A two-judge bench of the Supreme Court comprising of Justice L Nageswara Rao and Justice BR Gavai has observed that in a suit for partition, the position of the Plaintiff and the Defendant can be interchangeable.

In this case, a suit for partition was filed by Plaintiff Nos. 1 to 8, who are Respondent Nos. 1 to 8 before the Prl. Munshiff at Kolar - Trial Court, for partition and separate possession of the suit properties. The said suit came to be decreed and the Appellant was directed to render accounts in respect of the receipt and expenditure of the money incurred by him on the suit schedule properties for the period from the date of the suit till the date of effecting actual partition of the suit schedule properties. It was further held that the Appellant was liable to divide the profits earned from the properties in favor of Defendant Nos. 2 and 3 to Plaintiff Nos. 2 and 3 as per their respective shares. The Appellant filed an appeal before the Prl.

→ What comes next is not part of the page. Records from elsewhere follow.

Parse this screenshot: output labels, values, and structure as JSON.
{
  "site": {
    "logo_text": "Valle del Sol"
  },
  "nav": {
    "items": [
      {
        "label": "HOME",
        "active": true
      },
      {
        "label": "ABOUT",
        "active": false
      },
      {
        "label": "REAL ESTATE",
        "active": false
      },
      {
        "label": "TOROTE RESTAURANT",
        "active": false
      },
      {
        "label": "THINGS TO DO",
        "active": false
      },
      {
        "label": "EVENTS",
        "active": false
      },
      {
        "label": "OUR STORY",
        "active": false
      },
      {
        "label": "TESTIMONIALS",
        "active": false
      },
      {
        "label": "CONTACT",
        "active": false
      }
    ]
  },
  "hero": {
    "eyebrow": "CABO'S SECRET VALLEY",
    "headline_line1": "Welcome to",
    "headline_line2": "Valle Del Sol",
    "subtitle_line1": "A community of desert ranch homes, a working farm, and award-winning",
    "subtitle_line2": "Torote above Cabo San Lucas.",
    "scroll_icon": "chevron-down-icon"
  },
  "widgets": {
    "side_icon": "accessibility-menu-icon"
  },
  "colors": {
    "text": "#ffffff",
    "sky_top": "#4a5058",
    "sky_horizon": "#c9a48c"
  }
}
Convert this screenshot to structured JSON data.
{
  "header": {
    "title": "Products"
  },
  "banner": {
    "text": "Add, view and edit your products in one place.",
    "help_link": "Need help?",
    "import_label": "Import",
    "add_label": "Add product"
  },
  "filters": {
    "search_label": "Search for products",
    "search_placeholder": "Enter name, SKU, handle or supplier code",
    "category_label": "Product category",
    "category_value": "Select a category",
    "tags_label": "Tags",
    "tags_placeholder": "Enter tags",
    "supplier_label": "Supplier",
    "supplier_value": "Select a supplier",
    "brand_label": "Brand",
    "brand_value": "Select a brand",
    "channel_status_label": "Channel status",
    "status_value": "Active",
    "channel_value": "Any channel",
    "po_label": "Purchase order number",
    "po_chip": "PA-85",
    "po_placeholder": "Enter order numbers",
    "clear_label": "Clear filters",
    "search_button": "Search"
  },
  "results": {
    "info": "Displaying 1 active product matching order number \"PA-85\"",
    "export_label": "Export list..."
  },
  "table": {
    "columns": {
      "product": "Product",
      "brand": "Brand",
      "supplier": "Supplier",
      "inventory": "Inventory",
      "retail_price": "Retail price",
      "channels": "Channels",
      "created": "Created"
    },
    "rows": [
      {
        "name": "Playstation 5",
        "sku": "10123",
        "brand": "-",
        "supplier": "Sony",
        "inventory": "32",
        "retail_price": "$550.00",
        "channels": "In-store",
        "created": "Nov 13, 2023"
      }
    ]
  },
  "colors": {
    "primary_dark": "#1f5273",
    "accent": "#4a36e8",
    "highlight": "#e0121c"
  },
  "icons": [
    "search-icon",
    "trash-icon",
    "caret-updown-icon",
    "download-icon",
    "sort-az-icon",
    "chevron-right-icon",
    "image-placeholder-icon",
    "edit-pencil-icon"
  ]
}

Civil Judge at Kolar - First Appellate Court.

The said appeal was allowed which was challenged before the Karnataka High Court which set aside the judgment and order passed by the First Appellate Court and restored the judgment and decree passed by the Trial Court. The judgment passed by the High Court was challenged before the Supreme Court where the Court found that the High Court had allowed the appeal without framing the questions of law as required under Section 100 of the Code of Civil Procedure and remanded the matter to the High Court for disposal afresh in accordance with the law. The appeal was filed by the Appellant before the Supreme Court.

Counsel Shri Naresh Kaushik, appeared on behalf of the Appellant while Counsel, Shri Girish Ananthamurthy, represented the Respondents before the Apex Court.

The primary issue in this case was –

Whether the Division Bench of the Karnataka High Court had framed questions of fact or questions of law.

It was contended by the Appellant that the trial court had decreed the suit only in favor of Plaintiff Nos. 2 and 3. As such, in fact, the trial court held that Plaintiff Nos. 4 to 8 were not entitled to any share in the suit schedule properties of Mohiyuddin Pasha. The said judgment and decree of the trial court was not challenged by Plaintiff Nos.4 to 8. The same was only challenged by the Appellant though on remand by this Court, the High Court framed the questions of law, they could not be construed to be questions of law inasmuch as all the said questions pertain to the appreciation of evidence.

On the other hand, Respondent submitted that the trial court had rightly appreciated the evidence. However, it was argued that the First Appellate Court had reversed the same on the basis of conjectures and surmises. The High Court had therefore rightly interfered with the same while reversing the judgment of the First Appellate Court. It was further claimed that in a partition suit, all the parties stood on the same pedestal and every party was a Plaintiff as well as a Defendant.

This Court observed that in the cases of Bhagwan Swaroop v. Mool Chand read with Dr. P. Nalla Thampy Thera v. B.L. Shanker it was held that in a suit for partition, the position of the Plaintiff and the Defendant could be interchangeable. According to the Court, each party adopts the same position as the other parties. It had been further held that so long as the suit was pending, a Defendant could ask the Court to transpose him as a Plaintiff and a Plaintiff could ask for being transposed as a Defendant.

Moreover, the Court noted that in the case of Chandramohan Ramchandra Patil v. Bapu Koyappa Patil the trial court had granted relief even to the nonappealing Plaintiffs and made an adverse order against all the Defendants and in favor of all the Plaintiffs. Here, merely because the trial court had not granted relief in favor of Plaintiff Nos.4 to 8, would not bar the High Court from allowing their claim.

With respect to the contention that the Karnataka High Court, in the second appeal, had framed questions of law, which were, in fact, not questions of law but questions of fact, the Supreme Court referred to the case of Municipal Committee, Hoshiarpur v. Punjab State Electricity Board to observe that there was no prohibition on entertaining a second appeal even on a question of fact provided the Court was satisfied that the findings of fact recorded by the courts below stood vitiated by non-consideration of relevant evidence or by showing an erroneous approach to the matter i.e. that the findings of fact were found to be perverse.

Thus, the Supreme Court did not find any merit in this appeal and accordingly dismissed it.